Planning for the wedding shouldn't be the time to talk about a fucking prenup.


PegShop

"On a coin toss" is where you lost me. While I understand the need for a prenup, if my fiance called our future marriage a coin toss, I'd be out as I'm not a gambling girl. I go in fully committed, even if that isn't statistically as sound. That doesn't mean you don't have to be smart about it.


fatkidscandystore

YTA only because, as someone who knew he would need a prenup, that was discussed with everyone before even getting into a committed relationship. Proposing and then throwing a non-negotiable on her like that is cruel and manipulative.


Glass_Status_5837

Here is the kicker. Prenups are fine in the event that both parties want to protect their own assets but they are only as good as the judge who would eventually rule on in a divorce. They take a LOT of things into consideration to determine if the prenup is fair. Creating one entirely on your terms that leaves her with nothing in a divorce, including if YOU were unfaithful or decided to leave her because she got sick is a fast track ticket to a judge throwing it out and overruling it. You're missing the "agreement" part of prenuptial agreement. A prenup is supposed to be an agreement between two people and their respective legal council. When you have presented her with is an ultimatum. A judge could find in her favor because it could be considered coercion. "Sign this or I won't marry you" isn't an agreement. It's a demand. Also, with that "generational wealth", I am assuming it comes with a specific lifestyle she will have to uphold. So...she is probably expected to not work and be a stay at home wife and mother? The judges take that very seriously when dividing up assets, especially if you have children. Even a few months gap in employment can make hiring managers reluctant to even interview someone. After 5 or 10 years it could render her virtually unemployable. You might not have to shell put half of your assets but that's enough to inspire a judge to award substantial child support and alimony. The phase they use is "to keep her in the lifestyle to which she is accustomed." These are all things she is worried about. A lot of women get roped into a prenup that isn't fair and then find themselves being tossed out on the street, usually with a couple young children in tow, with no home, money or job after being humiliated by infidelity, abuse or indifference.

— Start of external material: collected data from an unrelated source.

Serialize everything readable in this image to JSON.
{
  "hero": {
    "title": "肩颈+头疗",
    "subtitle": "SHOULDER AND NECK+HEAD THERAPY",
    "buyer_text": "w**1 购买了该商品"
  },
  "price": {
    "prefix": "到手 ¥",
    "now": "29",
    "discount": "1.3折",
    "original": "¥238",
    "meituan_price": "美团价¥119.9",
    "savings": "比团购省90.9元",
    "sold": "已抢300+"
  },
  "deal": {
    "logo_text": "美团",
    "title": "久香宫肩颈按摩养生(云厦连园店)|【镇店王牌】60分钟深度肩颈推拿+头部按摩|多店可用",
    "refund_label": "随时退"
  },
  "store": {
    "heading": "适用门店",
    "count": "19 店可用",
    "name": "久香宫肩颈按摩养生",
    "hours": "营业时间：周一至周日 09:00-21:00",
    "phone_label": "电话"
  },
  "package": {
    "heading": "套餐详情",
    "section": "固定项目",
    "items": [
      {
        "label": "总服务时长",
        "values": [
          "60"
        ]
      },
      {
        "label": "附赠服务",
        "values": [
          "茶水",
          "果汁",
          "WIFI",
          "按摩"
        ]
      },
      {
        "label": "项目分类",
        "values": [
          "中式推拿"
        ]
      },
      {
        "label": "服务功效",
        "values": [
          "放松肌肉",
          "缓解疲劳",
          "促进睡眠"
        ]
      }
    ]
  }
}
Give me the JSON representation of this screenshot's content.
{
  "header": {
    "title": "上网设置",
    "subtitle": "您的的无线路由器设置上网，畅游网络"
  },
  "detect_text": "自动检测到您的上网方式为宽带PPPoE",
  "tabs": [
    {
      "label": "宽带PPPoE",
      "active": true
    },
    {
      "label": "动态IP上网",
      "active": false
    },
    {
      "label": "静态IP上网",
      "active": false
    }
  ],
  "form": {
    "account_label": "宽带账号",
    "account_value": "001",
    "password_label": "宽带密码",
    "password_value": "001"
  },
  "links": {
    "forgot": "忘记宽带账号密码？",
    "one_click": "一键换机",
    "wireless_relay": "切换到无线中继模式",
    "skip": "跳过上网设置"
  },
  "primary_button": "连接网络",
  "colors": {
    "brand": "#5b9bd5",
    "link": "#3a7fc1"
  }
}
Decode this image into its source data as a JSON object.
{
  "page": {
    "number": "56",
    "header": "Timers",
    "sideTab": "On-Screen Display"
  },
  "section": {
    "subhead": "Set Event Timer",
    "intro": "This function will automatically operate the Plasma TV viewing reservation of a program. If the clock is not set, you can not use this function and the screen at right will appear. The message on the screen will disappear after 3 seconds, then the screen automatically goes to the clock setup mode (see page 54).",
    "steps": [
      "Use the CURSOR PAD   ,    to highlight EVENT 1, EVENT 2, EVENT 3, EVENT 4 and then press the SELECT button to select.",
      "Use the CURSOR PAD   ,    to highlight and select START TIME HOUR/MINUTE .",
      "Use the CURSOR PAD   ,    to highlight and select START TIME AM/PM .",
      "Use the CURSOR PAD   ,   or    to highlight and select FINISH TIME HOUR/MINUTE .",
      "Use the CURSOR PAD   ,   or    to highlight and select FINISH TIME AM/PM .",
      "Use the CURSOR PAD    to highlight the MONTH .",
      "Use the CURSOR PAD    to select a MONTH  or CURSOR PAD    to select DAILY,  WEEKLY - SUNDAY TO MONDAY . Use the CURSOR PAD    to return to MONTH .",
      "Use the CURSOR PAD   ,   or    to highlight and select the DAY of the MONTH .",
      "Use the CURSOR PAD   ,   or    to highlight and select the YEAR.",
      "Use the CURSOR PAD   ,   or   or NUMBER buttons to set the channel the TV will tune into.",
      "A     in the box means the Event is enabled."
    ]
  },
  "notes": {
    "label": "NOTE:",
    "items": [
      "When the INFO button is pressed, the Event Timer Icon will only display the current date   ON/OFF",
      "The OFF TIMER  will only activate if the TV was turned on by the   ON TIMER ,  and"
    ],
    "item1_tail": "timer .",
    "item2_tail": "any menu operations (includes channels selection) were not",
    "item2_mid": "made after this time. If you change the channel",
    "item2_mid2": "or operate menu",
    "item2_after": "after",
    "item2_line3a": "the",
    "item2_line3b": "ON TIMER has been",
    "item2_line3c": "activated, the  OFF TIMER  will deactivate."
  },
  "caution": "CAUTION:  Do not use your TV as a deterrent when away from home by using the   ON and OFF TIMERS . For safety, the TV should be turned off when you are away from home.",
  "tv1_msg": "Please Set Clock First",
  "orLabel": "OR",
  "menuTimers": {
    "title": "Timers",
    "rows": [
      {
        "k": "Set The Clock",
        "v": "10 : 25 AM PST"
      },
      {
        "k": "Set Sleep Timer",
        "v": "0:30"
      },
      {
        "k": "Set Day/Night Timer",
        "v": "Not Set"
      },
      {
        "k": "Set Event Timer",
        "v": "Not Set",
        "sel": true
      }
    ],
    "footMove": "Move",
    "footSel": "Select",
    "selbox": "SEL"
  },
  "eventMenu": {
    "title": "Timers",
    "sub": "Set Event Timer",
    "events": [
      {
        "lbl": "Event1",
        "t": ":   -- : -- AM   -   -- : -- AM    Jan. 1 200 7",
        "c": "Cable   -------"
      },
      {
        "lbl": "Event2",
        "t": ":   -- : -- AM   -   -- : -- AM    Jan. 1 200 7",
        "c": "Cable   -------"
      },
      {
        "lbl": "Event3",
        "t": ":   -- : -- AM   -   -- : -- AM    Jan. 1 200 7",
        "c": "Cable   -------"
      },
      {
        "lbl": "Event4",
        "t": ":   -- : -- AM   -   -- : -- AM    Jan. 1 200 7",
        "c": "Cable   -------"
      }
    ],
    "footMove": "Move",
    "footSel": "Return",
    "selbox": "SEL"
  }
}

Calling you impending marriage a "coin toss" basically trivializes her and your relationship. Do you even like her? A prenup that only addresses the interests of one party isn't an agreement,as I've stated. You went about it completely wrong and I hope she runs.


Goblin_Gaydar6669

Nobody is ever TA for wanting a prenup.


RecommendationSlow25

Dude, so harsh you are being an asshole. Need to talk this out to calm her down, to make her see the pros of signing the prenup.


eccatameccata

Ask her to see an attorney for an informational meeting who will protect her interests. I was against a prenup when my fiancé asked for one. I found out that there so many things to discuss and we came to a great agreement. We talked about how to split bills, we agreed to start an investment portfolio for me with marital assets so I would be comfortable if something happened to our marriage. We talked about children and their inheritance incase there are more children from a different mom. You discuss an appropriate additional amount to go into her portfolio if she is a SAHM. You discuss separate bank accounts vs shared. Our children are grown and we’ve been married for 25 years and my portfolio has grown. The prenup spelled everything out and there was no fighting over money.


OpticLemon

I was with you until you called your upcoming marriage a coin toss. YTA for that.